赫爾曼出獄後,卻不辭而別,僅留下一封給妻子的信,說是自己去海外闖蕩事業:「等我成功的時候,我們再生活在一起」。此後,他將每月寄一朵玫瑰花給她。
神聖婚姻的幻滅
瑪麗亞心中至為神聖的婚姻,自此便緊緊維繫在對玫瑰花束的期待上。她與家人的關係也變得隔膜而冷酷。在她搬進豪華的新居時,母親責備她說:“你同你的玫瑰花、你的權力、你的錢去生活吧!”瑪麗就這樣在富足而無愛的生活中忍受著煎熬,她那神聖的婚姻仿佛被釘在歷史的十字架上。
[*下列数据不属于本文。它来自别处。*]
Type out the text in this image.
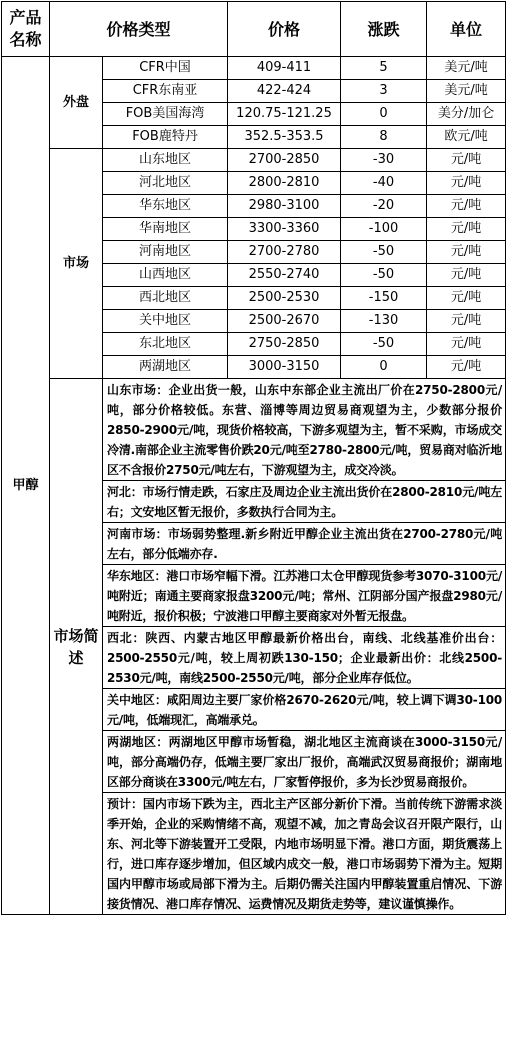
产品名称	价格类型		价格	涨跌	单位
甲醇	外盘	CFR中国	409-411	5	美元/吨
		CFR东南亚	422-424	3	美元/吨
		FOB美国海湾	120.75-121.25	0	美分/加仑
		FOB鹿特丹	352.5-353.5	8	欧元/吨
	市场	山东地区	2700-2850	-30	元/吨
		河北地区	2800-2810	-40	元/吨
		华东地区	2980-3100	-20	元/吨
		华南地区	3300-3360	-100	元/吨
		河南地区	2700-2780	-50	元/吨
		山西地区	2550-2740	-50	元/吨
		西北地区	2500-2530	-150	元/吨
		关中地区	2500-2670	-130	元/吨
		东北地区	2750-2850	-50	元/吨
		两湖地区	3000-3150	0	元/吨
	市场简述	山东市场：企业出货一般，山东中东部企业主流出厂价在2750-2800元/吨，部分价格较低。东营、淄博等周边贸易商观望为主，少数部分报价2850-2900元/吨，现货价格较高，下游多观望为主，暂不采购，市场成交冷清.南部企业主流零售价跌20元/吨至2780-2800元/吨，贸易商对临沂地区不含报价2750元/吨左右，下游观望为主，成交冷淡。			
		河北：市场行情走跌，石家庄及周边企业主流出货价在2800-2810元/吨左右；文安地区暂无报价，多数执行合同为主。			
		河南市场：市场弱势整理.新乡附近甲醇企业主流出货在2700-2780元/吨左右，部分低端亦存.			
		华东地区：港口市场窄幅下滑。江苏港口太仓甲醇现货参考3070-3100元/吨附近；南通主要商家报盘3200元/吨；常州、江阴部分国产报盘2980元/吨附近，报价积极；宁波港口甲醇主要商家对外暂无报盘。			
		西北：陕西、内蒙古地区甲醇最新价格出台，南线、北线基准价出台：2500-2550元/吨，较上周初跌130-150；企业最新出价：北线2500-2530元/吨，南线2500-2550元/吨，部分企业库存低位。			
		关中地区：咸阳周边主要厂家价格2670-2620元/吨，较上调下调30-100元/吨，低端现汇，高端承兑。			
		两湖地区：两湖地区甲醇市场暂稳，湖北地区主流商谈在3000-3150元/吨，部分高端仍存，低端主要厂家出厂报价，高端武汉贸易商报价；湖南地区部分商谈在3300元/吨左右，厂家暂停报价，多为长沙贸易商报价。			
		预计：国内市场下跌为主，西北主产区部分新价下滑。当前传统下游需求淡季开始，企业的采购情绪不高，观望不减，加之青岛会议召开限产限行，山东、河北等下游装置开工受限，内地市场明显下滑。港口方面，期货震荡上行，进口库存逐步增加，但区域内成交一般，港口市场弱势下滑为主。短期国内甲醇市场或局部下滑为主。后期仍需关注国内甲醇装置重启情况、下游接货情况、港口库存情况、运费情况及期货走势等，建议谨慎操作。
1954年,奧斯維德終因心力衰竭而死去,恰恰在這個時刻,赫爾曼成為巨富從國外歸來,闊別多年的夫妻重逢卻感到彼此如此陌生,裹著浴巾剛從浴室出來的瑪麗竟然重新換上一件藍色的絲綢外衣。
忽然,門鈴響了,律師戴沃阿德女士受委託前來宣讀奧斯維德的遺囑,奧斯維德將其全部財產分作兩份,一份歸瑪麗所有,另一份則根據三年前的“監獄協議”歸赫爾曼所有,瑪麗難以置信的聽完這份遺囑。
瑪麗第一次發現,被她一向視為神聖不可侵犯的婚姻,早就被人出賣了,痛苦、絕望,一種無比沉重的失落感襲上心頭,她在點煙時沒有關上瓦斯,突然,一聲爆炸,一片火光,埋葬了一切;於此同時,電臺卻正播送著世界足球賽的消息,德國隊戰勝匈牙利隊奪得冠軍……
神聖婚姻的幻滅
瑪麗亞十年裏渴望追求的神聖婚姻,從期待到幻滅,是偶然?還是必然?故事一開始就是瑪麗亞與赫爾曼結婚的場面,炸彈在身邊爆炸,希特勒的頭像從牆上掉下來,這一切都預告著一種不祥之兆。從瑪麗亞在戰火中與丈夫結婚,到結尾瑪麗亞在瓦斯爆炸中身亡,到底是甚麼原因促成了瑪麗亞短暫而悲劇性的人生?
你所看到的瑪麗布朗是一個甚麼樣的女人?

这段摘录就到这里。